Input is being processed as unpaired
Time:               1.013 seconds.
Bases Processed:    1000        0.00m bases/sec
Bases Out:    1920


I think the reads out should be 50. But there was an unmatched:

@GHAY-HISEQ2:5:2308:1155:1935#NNNNNNNN-NNNNNNNN/1;0
NAGTANNNNNNNNNNNNNNNNNNNNNNNNNNNNNNNNNNN
+GHAY-HISEQ2:5:2308:1155:1935#NNNNNNNN-NNNNNNNN/1;0
B[[[aBBBBBBBBBBBBBBBBBBBBBBBBBBBBBBBBBBB

1
Entering edit mode

After trimming the trailing /1;1 from the input first 8 lines, I got this:

demuxbyname.sh in=x.fq out=y%.fq suffixmode length=21
java -ea -Xmx1200m -cp /global/projectb/sandbox/gaag/bbtools/jgi-bbtools/current/ jgi.DemuxByName in=x.fq out=y%.fq suffixmode length=21
Executing jgi.DemuxByName [in=x.fq, out=y%.fq, suffixmode, length=21]

Changed from ASCII-33 to ASCII-64 on input quality 66 for base N while prescanning.
Input is being processed as unpaired
Time:               0.060 seconds.
Bases Processed:    80  0.00m bases/sec
Bases Out:    80


...which is the output I expect.

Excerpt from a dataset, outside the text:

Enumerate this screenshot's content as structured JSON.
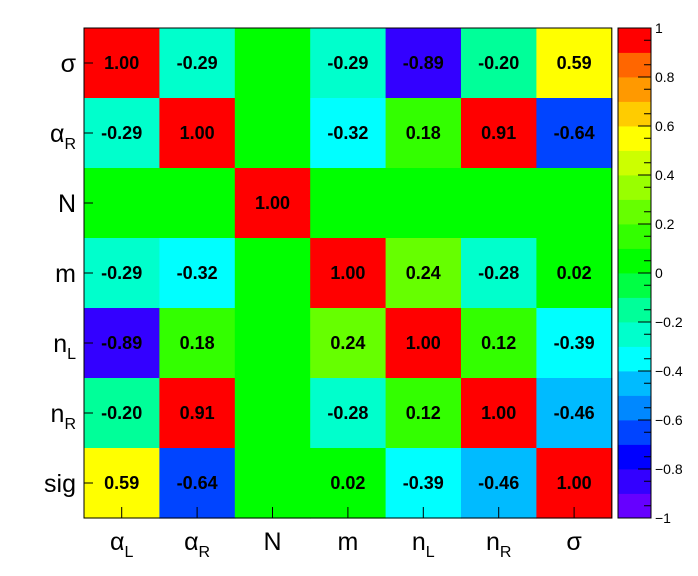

But in substring mode it looks like the output is correct, however everything is counted twice so the counts are wrong. Thanks for bringing that to my attention; I'll fix it soon.

0
Entering edit mode

0
Entering edit mode
5.2 years ago
Dan D 7.3k

The FASTX toolkit is way out of date, but I think FASTX Barcode Splitter may be what you need. As long as it works with your specific FASTQ format you're all set.

0
Entering edit mode

I was reading the manual of this tool but it seemed to me that it only look for barcodes at the read sequence, not in the labels. Or am I wrong?